Core Functions

For more detailed documentation see the R package documentation (PDF). Note that function signatures and exposed functions are equivalent to the R version.

Bayesian Methods

BayesianFactorZoo.BayesianFMFunction
BayesianFM(f::Matrix{Float64}, R::Matrix{Float64}, sim_length::Int)
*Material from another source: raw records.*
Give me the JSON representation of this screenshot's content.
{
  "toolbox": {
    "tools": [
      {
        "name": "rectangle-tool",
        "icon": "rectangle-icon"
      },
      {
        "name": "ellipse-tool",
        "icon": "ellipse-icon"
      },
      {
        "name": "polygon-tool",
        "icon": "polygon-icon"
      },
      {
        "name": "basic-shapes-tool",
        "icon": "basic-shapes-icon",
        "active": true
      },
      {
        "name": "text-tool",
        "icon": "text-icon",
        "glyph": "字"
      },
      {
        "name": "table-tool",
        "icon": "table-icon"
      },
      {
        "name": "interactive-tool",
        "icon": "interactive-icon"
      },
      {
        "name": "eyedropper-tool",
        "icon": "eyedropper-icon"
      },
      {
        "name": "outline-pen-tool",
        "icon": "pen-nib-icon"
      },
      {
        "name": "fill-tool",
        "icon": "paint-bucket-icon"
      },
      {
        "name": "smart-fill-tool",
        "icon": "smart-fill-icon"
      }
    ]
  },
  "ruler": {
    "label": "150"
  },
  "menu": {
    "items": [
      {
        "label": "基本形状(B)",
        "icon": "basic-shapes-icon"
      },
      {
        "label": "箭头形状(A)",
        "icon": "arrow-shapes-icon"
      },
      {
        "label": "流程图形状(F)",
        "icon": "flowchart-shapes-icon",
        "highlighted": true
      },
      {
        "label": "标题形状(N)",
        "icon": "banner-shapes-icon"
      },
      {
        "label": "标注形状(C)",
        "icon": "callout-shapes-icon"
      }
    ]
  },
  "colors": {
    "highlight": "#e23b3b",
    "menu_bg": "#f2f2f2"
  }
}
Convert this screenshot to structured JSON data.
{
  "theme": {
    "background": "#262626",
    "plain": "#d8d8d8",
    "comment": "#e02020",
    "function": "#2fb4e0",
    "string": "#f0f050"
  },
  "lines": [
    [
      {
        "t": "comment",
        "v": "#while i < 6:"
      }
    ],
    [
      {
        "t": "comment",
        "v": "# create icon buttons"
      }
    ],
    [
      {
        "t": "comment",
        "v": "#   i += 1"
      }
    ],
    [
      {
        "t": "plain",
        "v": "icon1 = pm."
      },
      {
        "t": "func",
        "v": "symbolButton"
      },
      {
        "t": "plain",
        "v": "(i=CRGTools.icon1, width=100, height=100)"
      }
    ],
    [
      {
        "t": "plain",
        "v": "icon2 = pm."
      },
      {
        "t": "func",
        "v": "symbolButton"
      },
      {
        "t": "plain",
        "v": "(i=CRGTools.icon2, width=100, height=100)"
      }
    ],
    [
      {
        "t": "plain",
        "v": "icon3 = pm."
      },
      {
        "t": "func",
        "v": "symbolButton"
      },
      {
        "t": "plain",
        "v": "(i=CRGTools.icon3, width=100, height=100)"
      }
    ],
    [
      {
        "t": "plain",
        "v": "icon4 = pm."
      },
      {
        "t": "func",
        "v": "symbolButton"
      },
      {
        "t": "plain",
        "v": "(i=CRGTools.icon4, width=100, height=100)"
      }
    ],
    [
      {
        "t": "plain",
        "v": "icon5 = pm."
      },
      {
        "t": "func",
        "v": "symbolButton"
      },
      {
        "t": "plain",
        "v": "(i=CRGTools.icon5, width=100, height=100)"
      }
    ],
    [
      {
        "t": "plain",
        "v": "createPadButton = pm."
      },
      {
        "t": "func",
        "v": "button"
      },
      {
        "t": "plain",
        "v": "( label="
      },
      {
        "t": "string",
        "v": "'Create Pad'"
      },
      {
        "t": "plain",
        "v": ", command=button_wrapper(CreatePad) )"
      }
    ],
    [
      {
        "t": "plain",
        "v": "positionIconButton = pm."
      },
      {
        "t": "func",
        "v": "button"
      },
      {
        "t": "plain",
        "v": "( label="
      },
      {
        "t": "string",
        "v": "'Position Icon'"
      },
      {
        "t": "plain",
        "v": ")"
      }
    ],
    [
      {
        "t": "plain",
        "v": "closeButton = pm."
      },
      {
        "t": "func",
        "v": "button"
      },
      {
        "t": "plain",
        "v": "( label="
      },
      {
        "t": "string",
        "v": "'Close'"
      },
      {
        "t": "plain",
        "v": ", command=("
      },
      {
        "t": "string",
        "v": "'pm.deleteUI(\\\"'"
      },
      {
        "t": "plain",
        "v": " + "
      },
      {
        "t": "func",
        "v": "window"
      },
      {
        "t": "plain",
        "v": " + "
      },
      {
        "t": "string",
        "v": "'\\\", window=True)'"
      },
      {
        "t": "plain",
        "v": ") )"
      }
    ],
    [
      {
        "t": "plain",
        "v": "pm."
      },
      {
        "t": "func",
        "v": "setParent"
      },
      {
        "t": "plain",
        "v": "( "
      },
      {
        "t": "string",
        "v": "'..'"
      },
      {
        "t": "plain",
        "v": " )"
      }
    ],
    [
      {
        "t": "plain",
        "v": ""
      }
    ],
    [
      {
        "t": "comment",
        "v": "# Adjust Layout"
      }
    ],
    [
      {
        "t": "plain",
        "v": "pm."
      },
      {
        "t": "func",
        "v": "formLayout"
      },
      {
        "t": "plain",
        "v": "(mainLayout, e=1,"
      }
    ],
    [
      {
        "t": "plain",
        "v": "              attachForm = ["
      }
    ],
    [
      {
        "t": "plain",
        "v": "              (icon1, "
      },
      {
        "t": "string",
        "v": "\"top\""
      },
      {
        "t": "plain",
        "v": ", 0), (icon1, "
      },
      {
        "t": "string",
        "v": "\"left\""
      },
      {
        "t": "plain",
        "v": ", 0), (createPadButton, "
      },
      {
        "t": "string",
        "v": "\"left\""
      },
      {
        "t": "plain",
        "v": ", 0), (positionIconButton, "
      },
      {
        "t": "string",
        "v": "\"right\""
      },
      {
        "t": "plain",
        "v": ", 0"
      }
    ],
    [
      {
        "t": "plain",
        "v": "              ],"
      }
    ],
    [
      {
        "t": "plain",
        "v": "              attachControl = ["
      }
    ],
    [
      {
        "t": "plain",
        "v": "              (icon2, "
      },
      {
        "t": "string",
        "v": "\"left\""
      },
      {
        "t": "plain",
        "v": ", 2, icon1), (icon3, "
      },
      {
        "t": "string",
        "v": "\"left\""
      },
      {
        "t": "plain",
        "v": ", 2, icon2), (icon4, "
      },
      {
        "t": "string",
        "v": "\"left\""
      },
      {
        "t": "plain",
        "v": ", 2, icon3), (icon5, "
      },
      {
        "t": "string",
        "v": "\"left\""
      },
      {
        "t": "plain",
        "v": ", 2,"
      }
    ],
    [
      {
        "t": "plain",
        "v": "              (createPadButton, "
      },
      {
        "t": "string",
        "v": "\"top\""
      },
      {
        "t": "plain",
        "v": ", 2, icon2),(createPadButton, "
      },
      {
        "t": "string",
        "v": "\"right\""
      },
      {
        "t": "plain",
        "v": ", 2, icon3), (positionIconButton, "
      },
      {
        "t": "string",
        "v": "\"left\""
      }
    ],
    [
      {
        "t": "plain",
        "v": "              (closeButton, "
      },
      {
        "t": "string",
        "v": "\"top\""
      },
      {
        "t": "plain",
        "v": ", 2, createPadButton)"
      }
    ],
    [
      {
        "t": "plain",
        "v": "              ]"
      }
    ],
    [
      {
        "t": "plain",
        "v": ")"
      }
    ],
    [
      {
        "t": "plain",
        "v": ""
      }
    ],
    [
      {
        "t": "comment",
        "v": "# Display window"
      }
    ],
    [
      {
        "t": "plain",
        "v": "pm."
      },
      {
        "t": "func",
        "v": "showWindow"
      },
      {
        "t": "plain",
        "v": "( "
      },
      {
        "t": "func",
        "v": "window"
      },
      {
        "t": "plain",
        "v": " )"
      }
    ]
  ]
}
Bayesian Fama-MacBeth regression. Similar to BayesianSDF but estimates factors' risk premia rather than risk prices.

Arguments

  • f: Matrix of factors with dimension $t \times k$, where $k$ is the number of factors and $t$ is the number of periods
  • R: Matrix of test assets with dimension $t \times N$, where $t$ is the number of periods and $N$ is the number of test assets
  • sim_length: Length of MCMCs

Details

Unlike BayesianSDF, we use factor loadings, $\beta_f$, instead of covariance exposures, $C_f$, in the Fama-MacBeth regression. After obtaining posterior draws of $\mu_Y$ and $\Sigma_Y$ (see BayesianSDF), we calculate:

Returns

Returns a BayesianFMOutput struct containing:

  • lambda_ols_path::Matrix{Float64}: Matrix of size simlength × (k+1) containing OLS risk premia estimates. First column is ``\lambdac`` for constant term, next k columns are factor risk premia.
  • lambda_gls_path::Matrix{Float64}: Matrix of size sim_length × (k+1) containing GLS risk premia estimates.
  • R2_ols_path::Vector{Float64}: Vector of length sim_length containing OLS $R^2$ draws.
  • R2_gls_path::Vector{Float64}: Vector of length sim_length containing GLS $R^2$ draws.
  • Metadata fields accessible via dot notation:
  • n_factors::Int: Number of factors (k)
  • n_assets::Int: Number of test assets (N)
  • n_observations::Int: Number of time periods (t)
  • sim_length::Int: Number of MCMC iterations performed

References

Bryzgalova S, Huang J, Julliard C (2023). "Bayesian solutions for the factor zoo: We just ran two quadrillion models." Journal of Finance, 78(1), 487–557.

Examples

# Run Bayesian FM regression with 10,000 iterations  
results = BayesianFM(f, R, 10_000)

# Access results
ols_risk_premia = mean(results.lambda_ols_path, dims=1)  # Mean OLS risk premia
gls_r2 = mean(results.R2_gls_path)  # Mean GLS R²
source
BayesianFactorZoo.BayesianSDFFunction
BayesianSDF(f::Matrix{Float64}, R::Matrix{Float64}, sim_length::Int=10000; 
           intercept::Bool=true, type::String="OLS", prior::String="Flat",
           psi0::Float64=5.0, d::Float64=0.5)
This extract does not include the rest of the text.